Intermediate R: Cleaning Data and Automating Tasks (2-Part Series)
Jan. 24, 2023, 10 a.m. - Jan. 26, 2023, noon
Organizer -
DataLab: Data Science and Informatics
Contact -
datalab-training@ucdavis.edu
Location -
Zoom
Description: This 2-part workshop series for intermediate R programmers focuses on how to load and prepare data for analysis. First, you'll learn how to screen a data set for potential problems in its structure and data types, as well as how to correct these. Data sets loaded from text files or scraped from the web often have features in text format that need additional processing before they can be used, so the series will include a deep dive into R's "stringr” package for text processing. Dates and times are another kind of data that can be difficult to handle, so the series will explore the basics of using the "lubridate" package for processing temporal data. You'll also learn how to use loops to automate repetitive tasks such as loading and combining similar data sets from many different files.

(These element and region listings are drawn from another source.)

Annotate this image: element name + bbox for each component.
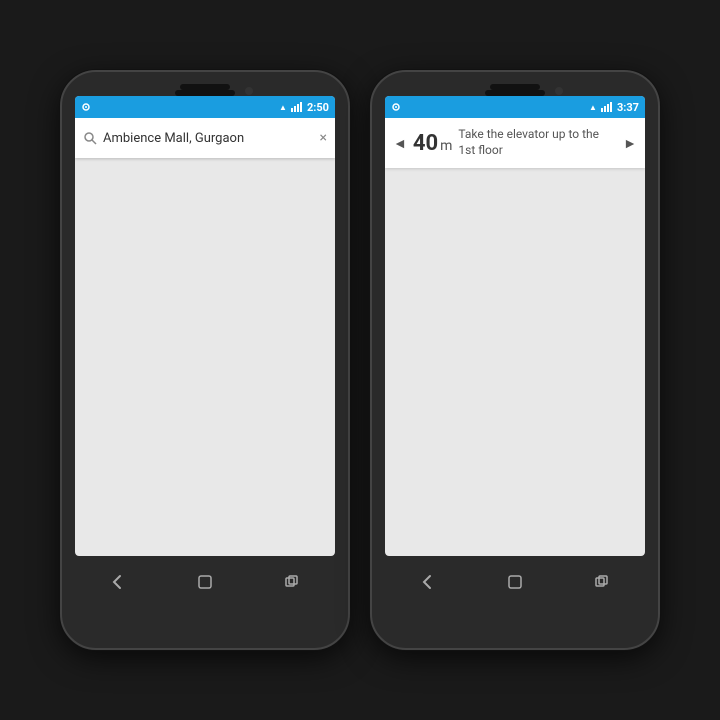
search-icon-left [83, 131, 97, 145]
screen-right: ▲ 3:37 ◄ 40 m Take the elevator up to th… [385, 96, 645, 556]
time-right: 3:37 [617, 101, 639, 114]
nav-instruction-text: Take the elevator up to the 1st floor [458, 127, 617, 158]
phone-left: ▲ 2:50 Ambience Mall, Gurgaon × [60, 70, 350, 650]
location-icon-right [391, 102, 401, 112]
status-bar-right: ▲ 3:37 [385, 96, 645, 118]
recents-btn-right[interactable] [587, 567, 617, 597]
status-bar-left: ▲ 2:50 [75, 96, 335, 118]
speaker-left [180, 84, 230, 90]
home-btn-left[interactable] [190, 567, 220, 597]
camera-left [245, 87, 253, 95]
status-left-icons-right [391, 102, 401, 112]
status-right-icons: ▲ 2:50 [279, 101, 329, 114]
location-icon [81, 102, 91, 112]
screen-left: ▲ 2:50 Ambience Mall, Gurgaon × [75, 96, 335, 556]
nav-distance: 40 m [413, 131, 453, 156]
status-right-icons-right: ▲ 3:37 [589, 101, 639, 114]
phone-right: ▲ 3:37 ◄ 40 m Take the elevator up to th… [370, 70, 660, 650]
signal-icon-left [290, 102, 304, 112]
status-left-icons [81, 102, 91, 112]
nav-header-right: ◄ 40 m Take the elevator up to the 1st f… [385, 118, 645, 168]
home-btn-right[interactable] [500, 567, 530, 597]
distance-unit: m [440, 138, 452, 154]
signal-icon-right [600, 102, 614, 112]
time-left: 2:50 [307, 101, 329, 114]
wifi-icon-left: ▲ [279, 103, 287, 112]
camera-right [555, 87, 563, 95]
wifi-icon-right: ▲ [589, 103, 597, 112]
nav-buttons-right [385, 560, 645, 604]
recents-btn-left[interactable] [277, 567, 307, 597]
nav-next-right[interactable]: ► [623, 135, 637, 152]
distance-num: 40 [413, 131, 438, 156]
nav-back-right[interactable]: ◄ [393, 135, 407, 152]
speaker-right [490, 84, 540, 90]
search-clear-left[interactable]: × [320, 130, 327, 146]
search-text-left[interactable]: Ambience Mall, Gurgaon [103, 131, 314, 146]
back-btn-left[interactable] [103, 567, 133, 597]
search-bar-left[interactable]: Ambience Mall, Gurgaon × [75, 118, 335, 158]
back-btn-right[interactable] [413, 567, 443, 597]
nav-buttons-left [75, 560, 335, 604]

This series is NOT an introduction to R. The target audience is motivated intermediate to advanced learners from all domains at UC Davis who want to hone their R skills. Please make sure you meet the prerequisites before registering.
Learning Objectives
After completing this workshop series, learners should be able to:
- Inspect data files to determine how best to load them into R
- Identify and convert features to appropriate data types
- Use the "stringr" package clean and extract data from text
- Use regular expressions describe patterns in text
- Use the "lubridate" package to parse dates and times
- Use loops to automate repetitive tasks.
Prerequisites: These workshops are not an introduction to R. Participants are expected to have prior experience using R, be comfortable with basic R syntax, and to have it pre-installed and running on their laptops. This series is appropriate for motivated intermediate to advanced users who want a better understanding of base R. While not required, we recommend learners also attend the prior 2-part "Intermediate R: Thinking in R" workshop series.
Software: Latest version of the R programming language.
Instructor: Nick Ulle
Instructor Bio: Nick Ulle is a statistician and computer scientist. Prior to DataLab he was a visiting assistant professor of Statistics at UC Berkeley, where he designed and taught courses in data science. During his PhD in Statistics at UC Davis, he developed source code analysis techniques for the R programming language. His research interests include statistical computing, programming languages, data visualization, and pedagogy.